There is a Japanese proverb that goes, “After victory tighten your helmet strap.” It is a saying that after you become the greatest is when you are likely to fall, as you let your guard down and become complacent. We need only look to the case of the previous winners of the Major in EnVyUs to see how true this is. They believed they had cracked the code of CS:GO and that their way of playing was the answer to the competition. Months after their Major victory, they spiraled to the bottom and have been unable to find any solution as they see team after team pass them by. 

When Luminosity won the Major, they looked ahead. They tried to build on their momentum and boot camped in Europe to get even better and try to expand their map pool with the addition of cache. This backfired as they had burned out and lost to Tyloo in the group stages of the next event. Yet that failure taught them to be wary of burnout and made them switch to expanding their map pool to Dust 2 instead.

The way Luminosity approach CS:GO is similar to the way Japanese swordsmiths forge steel. They constantly fold the steel and weld it over and over again. With each turn, the impurities are removed as they continue to refine the steel until there is a sharp edge. Luminosity do the same thing and know that in the modern CS:GO world, their hold as the world’s best team is tenuous. Any team below them can win and the only way to stay ahead of the pack is to constantly improve step by step, to be better than you were a day before and failing that to try again and again. 

In under two years, FalleN and the Brazilian team had nothing. No LANs, no players, no teams, no sponsors, no infrastructure, no coaches. Today, they have it all; the best team in the world and another team in the top ten. New stars, teams, salaries, and coaches are constantly rising up, and even as Luminosity pushes forward, FalleN still focuses on spreading the foundations on which he founded his success in Games Academy. The first English CS:GO lessons of Games Academy were released along with 26 different language subtitles. An empire can only be as strong as the foundations it is laid upon and FalleN is already looking to the next step, to raise the basic level of CS:GO to as many people as he can reach, and to give a chance to players that were stuck in the situation he was in back in 2012. 
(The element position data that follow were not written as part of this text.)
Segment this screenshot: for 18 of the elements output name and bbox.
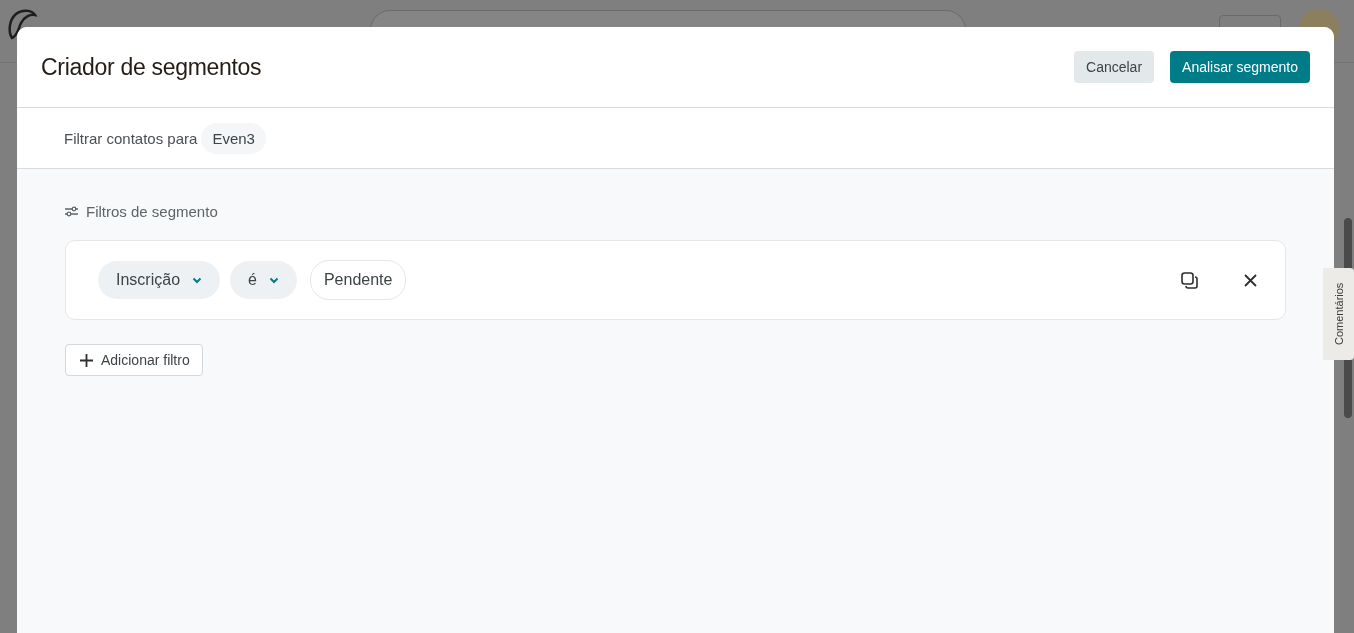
chevron-down-icon [268,276,279,284]
sliders-icon [65,206,78,217]
cancel-button[interactable]: Cancelar [1074,51,1155,83]
audience-chip: Even3 [201,122,266,154]
modal-title: Criador de segmentos [41,53,263,81]
copy-icon [1181,271,1198,289]
add-filter-button[interactable]: Adicionar filtro [65,344,203,376]
plus-icon [80,353,93,367]
close-icon [1244,273,1257,287]
operator-dropdown[interactable]: é [230,261,297,299]
audience-label: Filtrar contatos para [64,129,198,147]
chevron-down-icon [192,276,203,284]
comments-tab[interactable]: Comentários [1323,268,1354,360]
field-dropdown[interactable]: Inscrição [98,261,221,299]
analyze-button[interactable]: Analisar segmento [1170,51,1310,83]
filters-heading: Filtros de segmento [86,203,218,220]
logo-icon[interactable] [6,8,38,42]
value-chip[interactable]: Pendente [309,260,407,300]
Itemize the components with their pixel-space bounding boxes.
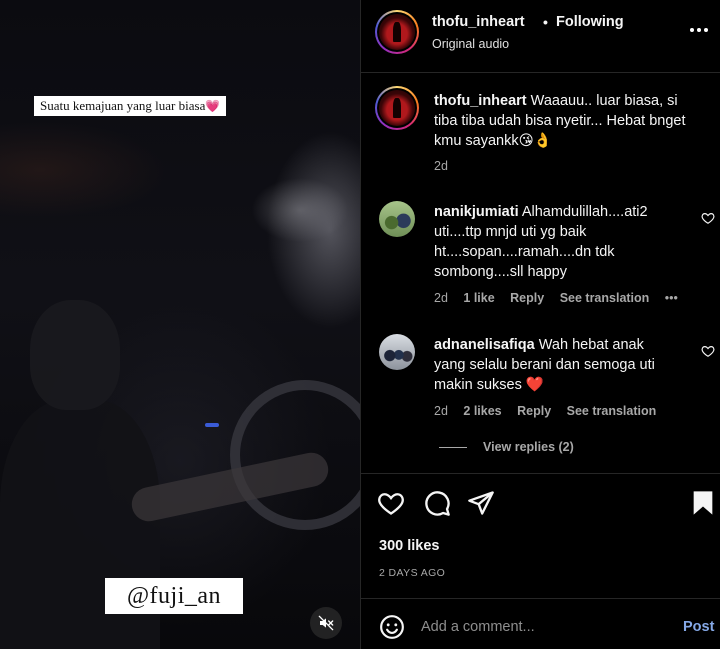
video-player[interactable]: Suatu kemajuan yang luar biasa💗 @fuji_an (0, 0, 360, 649)
commenter-avatar[interactable] (379, 334, 415, 370)
share-send-icon[interactable] (467, 489, 495, 517)
comments-section[interactable]: thofu_inheart Waaauu.. luar biasa, si ti… (361, 73, 720, 473)
see-translation-button[interactable]: See translation (567, 404, 657, 418)
header-separator: • (543, 14, 548, 30)
post-caption: thofu_inheart Waaauu.. luar biasa, si ti… (434, 91, 704, 151)
post-header: thofu_inheart • Following Original audio (361, 0, 720, 73)
post-details-panel: thofu_inheart • Following Original audio… (360, 0, 720, 649)
comment-like-count[interactable]: 1 like (463, 291, 494, 305)
mute-button[interactable] (310, 607, 342, 639)
video-caption-text: Suatu kemajuan yang luar biasa (40, 98, 206, 113)
video-caption-sticker: Suatu kemajuan yang luar biasa💗 (34, 96, 227, 116)
view-replies-button[interactable]: View replies (2) (439, 440, 574, 454)
like-comment-heart-icon[interactable] (701, 344, 715, 358)
reply-button[interactable]: Reply (510, 291, 544, 305)
more-options-button[interactable] (687, 18, 711, 42)
commenter-avatar[interactable] (379, 201, 415, 237)
comment-timestamp[interactable]: 2d (434, 291, 448, 305)
more-horizontal-icon (690, 28, 708, 32)
caption-timestamp[interactable]: 2d (434, 159, 448, 173)
comment-meta: 2d 2 likes Reply See translation (434, 404, 668, 418)
reply-button[interactable]: Reply (517, 404, 551, 418)
following-button[interactable]: Following (556, 14, 624, 30)
comment-options-button[interactable]: ••• (665, 291, 678, 305)
caption-username[interactable]: thofu_inheart (434, 93, 527, 109)
post-comment-button[interactable]: Post (683, 619, 714, 635)
author-username[interactable]: thofu_inheart (432, 14, 525, 30)
heart-emoji-icon: 💗 (205, 99, 221, 113)
add-comment-bar: Post (361, 598, 720, 649)
author-avatar[interactable] (375, 10, 419, 54)
mention-tag-sticker[interactable]: @fuji_an (105, 578, 243, 614)
video-frame-head (30, 300, 120, 410)
comment-body: nanikjumiati Alhamdulillah....ati2 uti..… (434, 202, 679, 282)
speaker-muted-icon (318, 615, 334, 631)
replies-divider (439, 446, 467, 448)
comment-timestamp[interactable]: 2d (434, 404, 448, 418)
comment-username[interactable]: adnanelisafiqa (434, 337, 535, 353)
original-audio-link[interactable]: Original audio (432, 37, 509, 51)
save-bookmark-icon[interactable] (689, 489, 717, 517)
comment-body: adnanelisafiqa Wah hebat anak yang selal… (434, 335, 679, 395)
post-actions: 300 likes 2 DAYS AGO (361, 473, 720, 597)
view-replies-label: View replies (2) (483, 440, 574, 454)
like-heart-icon[interactable] (377, 489, 405, 517)
comment-bubble-icon[interactable] (423, 489, 451, 517)
caption-author-avatar[interactable] (375, 86, 419, 130)
like-count[interactable]: 300 likes (379, 538, 439, 554)
emoji-smiley-icon[interactable] (379, 614, 405, 640)
comment-meta: 2d 1 like Reply See translation ••• (434, 291, 690, 305)
video-frame-dashboard-light (205, 423, 219, 427)
comment-like-count[interactable]: 2 likes (463, 404, 501, 418)
see-translation-button[interactable]: See translation (560, 291, 650, 305)
comment-input[interactable] (421, 613, 671, 641)
comment-username[interactable]: nanikjumiati (434, 204, 519, 220)
post-date[interactable]: 2 DAYS AGO (379, 567, 445, 579)
like-comment-heart-icon[interactable] (701, 211, 715, 225)
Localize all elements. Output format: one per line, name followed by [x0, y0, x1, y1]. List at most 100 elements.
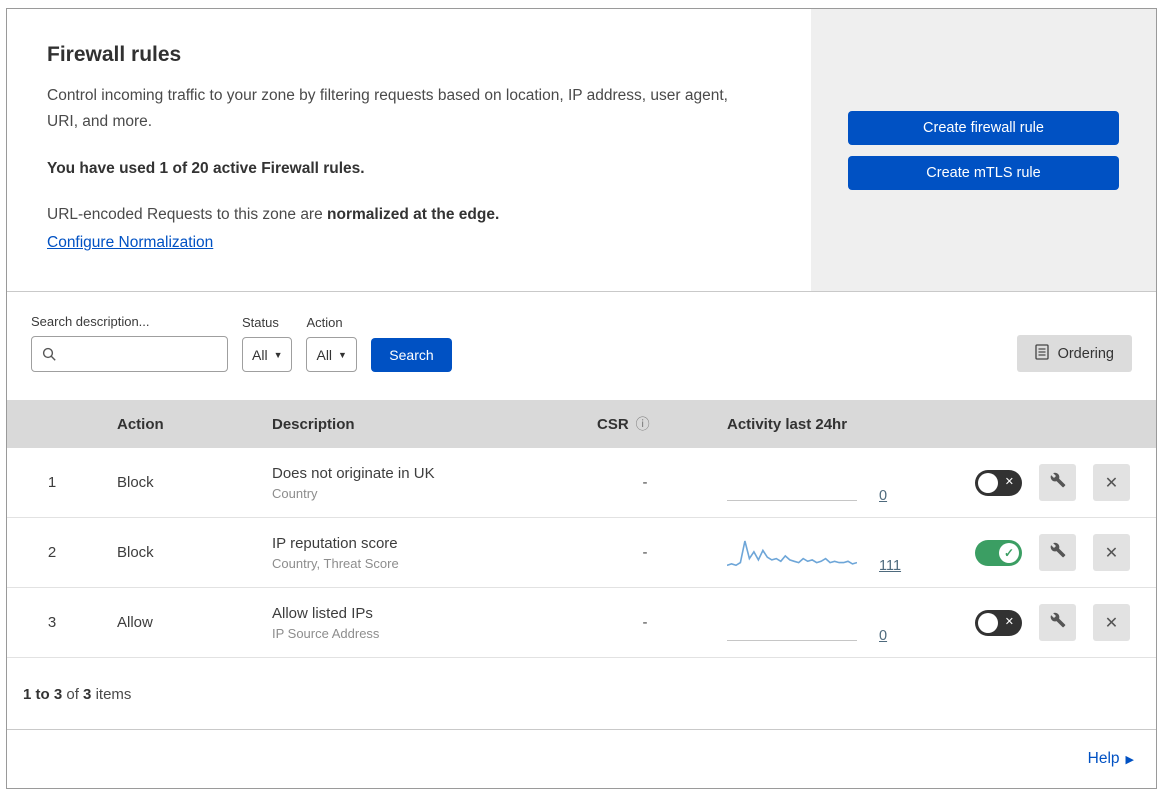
rule-description-cell: Does not originate in UK Country: [272, 465, 597, 501]
edit-rule-button[interactable]: [1039, 534, 1076, 571]
status-select[interactable]: All ▼: [242, 337, 293, 372]
pagination-summary: 1 to 3 of 3 items: [7, 659, 1156, 730]
action-label: Action: [306, 315, 343, 330]
normalization-note: URL-encoded Requests to this zone are no…: [47, 206, 771, 224]
create-firewall-rule-button[interactable]: Create firewall rule: [848, 110, 1119, 145]
activity-cell: 0: [693, 465, 961, 504]
activity-count-link[interactable]: 0: [879, 488, 887, 504]
toggle-knob: ✓: [999, 542, 1019, 563]
search-field: Search description...: [31, 314, 228, 372]
rule-enabled-toggle[interactable]: ✕ ✓: [975, 609, 1022, 636]
usage-summary: You have used 1 of 20 active Firewall ru…: [47, 160, 365, 178]
rule-description[interactable]: Does not originate in UK: [272, 465, 597, 482]
items-label: items: [95, 685, 132, 703]
wrench-icon: [1050, 612, 1066, 633]
delete-rule-button[interactable]: ✕: [1093, 534, 1130, 571]
ordering-label: Ordering: [1057, 345, 1114, 362]
status-field: Status All ▼: [242, 315, 293, 372]
chevron-down-icon: ▼: [338, 349, 347, 360]
edit-rule-button[interactable]: [1039, 464, 1076, 501]
activity-sparkline-empty: [727, 465, 857, 501]
items-total: 3: [83, 685, 92, 703]
action-value: All: [316, 346, 333, 363]
rule-number: 2: [47, 544, 57, 561]
delete-rule-button[interactable]: ✕: [1093, 464, 1130, 501]
delete-rule-button[interactable]: ✕: [1093, 604, 1130, 641]
header-activity: Activity last 24hr: [727, 415, 848, 433]
activity-sparkline: [727, 535, 857, 571]
rule-controls: ✕ ✓ ✕: [961, 464, 1156, 501]
edit-rule-button[interactable]: [1039, 604, 1076, 641]
search-button[interactable]: Search: [370, 338, 452, 372]
action-select[interactable]: All ▼: [306, 337, 357, 372]
rule-enabled-toggle[interactable]: ✕ ✓: [975, 539, 1022, 566]
page-description: Control incoming traffic to your zone by…: [47, 87, 728, 130]
create-mtls-rule-button[interactable]: Create mTLS rule: [848, 155, 1119, 190]
rule-action: Allow: [117, 614, 153, 631]
rule-controls: ✕ ✓ ✕: [961, 604, 1156, 641]
help-label: Help: [1087, 750, 1120, 767]
status-label: Status: [242, 315, 279, 330]
search-icon: [42, 347, 57, 362]
filter-toolbar: Search description... Status All ▼ Actio…: [7, 292, 1156, 400]
action-panel: Create firewall rule Create mTLS rule: [811, 9, 1156, 291]
header-action: Action: [117, 415, 164, 433]
rule-criteria: Country: [272, 485, 318, 501]
toggle-knob: ✓: [978, 612, 998, 633]
table-row: 2 Block IP reputation score Country, Thr…: [7, 518, 1156, 588]
rule-description[interactable]: Allow listed IPs: [272, 605, 597, 622]
table-header: Action Description CSR ⓘ Activity last 2…: [7, 400, 1156, 448]
rule-controls: ✕ ✓ ✕: [961, 534, 1156, 571]
help-link[interactable]: Help ▶: [1088, 750, 1134, 768]
close-icon: ✕: [1104, 474, 1119, 492]
header-section: Firewall rules Control incoming traffic …: [7, 9, 1156, 292]
rule-description-cell: IP reputation score Country, Threat Scor…: [272, 535, 597, 571]
wrench-icon: [1050, 542, 1066, 563]
info-icon[interactable]: ⓘ: [636, 414, 650, 434]
help-arrow-icon: ▶: [1125, 753, 1134, 766]
search-input[interactable]: [31, 336, 228, 372]
header-text-block: Firewall rules Control incoming traffic …: [7, 9, 811, 291]
toggle-knob: ✓: [978, 472, 998, 493]
rule-action: Block: [117, 544, 154, 561]
rule-csr: -: [642, 544, 648, 561]
rule-description-cell: Allow listed IPs IP Source Address: [272, 605, 597, 641]
toggle-x-icon: ✕: [1004, 615, 1014, 628]
rule-number: 3: [47, 614, 57, 631]
table-row: 1 Block Does not originate in UK Country…: [7, 448, 1156, 518]
rule-description[interactable]: IP reputation score: [272, 535, 597, 552]
rule-enabled-toggle[interactable]: ✕ ✓: [975, 469, 1022, 496]
activity-cell: 111: [693, 535, 961, 574]
rule-criteria: IP Source Address: [272, 625, 380, 641]
toggle-x-icon: ✕: [1004, 475, 1014, 488]
configure-normalization-link[interactable]: Configure Normalization: [47, 234, 213, 251]
help-bar: Help ▶: [7, 730, 1156, 788]
rule-number: 1: [47, 474, 57, 491]
wrench-icon: [1050, 472, 1066, 493]
normalization-text: URL-encoded Requests to this zone are: [47, 206, 323, 224]
toggle-check-icon: ✓: [1003, 545, 1015, 560]
header-description: Description: [272, 415, 355, 433]
header-csr-label: CSR: [597, 415, 629, 433]
search-label: Search description...: [31, 314, 150, 329]
activity-count-link[interactable]: 0: [879, 628, 887, 644]
rule-csr: -: [642, 474, 648, 491]
rule-criteria: Country, Threat Score: [272, 555, 399, 571]
ordering-button[interactable]: Ordering: [1016, 335, 1132, 372]
firewall-rules-card: Firewall rules Control incoming traffic …: [6, 8, 1157, 789]
rule-action: Block: [117, 474, 154, 491]
items-range: 1 to 3: [23, 685, 63, 703]
close-icon: ✕: [1104, 614, 1119, 632]
ordering-icon: [1034, 343, 1049, 364]
header-csr: CSR ⓘ: [597, 414, 693, 434]
activity-count-link[interactable]: 111: [879, 558, 901, 574]
table-row: 3 Allow Allow listed IPs IP Source Addre…: [7, 588, 1156, 658]
rule-csr: -: [642, 614, 648, 631]
chevron-down-icon: ▼: [273, 349, 283, 360]
action-field: Action All ▼: [306, 315, 357, 372]
activity-sparkline-empty: [727, 605, 857, 641]
activity-cell: 0: [693, 605, 961, 644]
status-value: All: [252, 346, 268, 363]
close-icon: ✕: [1104, 544, 1119, 562]
page-title: Firewall rules: [47, 43, 182, 66]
FalleN has already made it, but he sees how much more the CS:GO community can be by spreading the game and helping players from smaller countries to improve the scene. Just like in 2012, FalleN is not waiting around for tournament organizers or teams to do the work. He has gone ahead of them to teach CS to as many people as he can reach. He will improve the scene with his own two hands and lead the way. This attitude, foresight and dedication to improve is why FalleN is revered around the world as CS:GO’s best in-game leader and one of it’s biggest community leaders.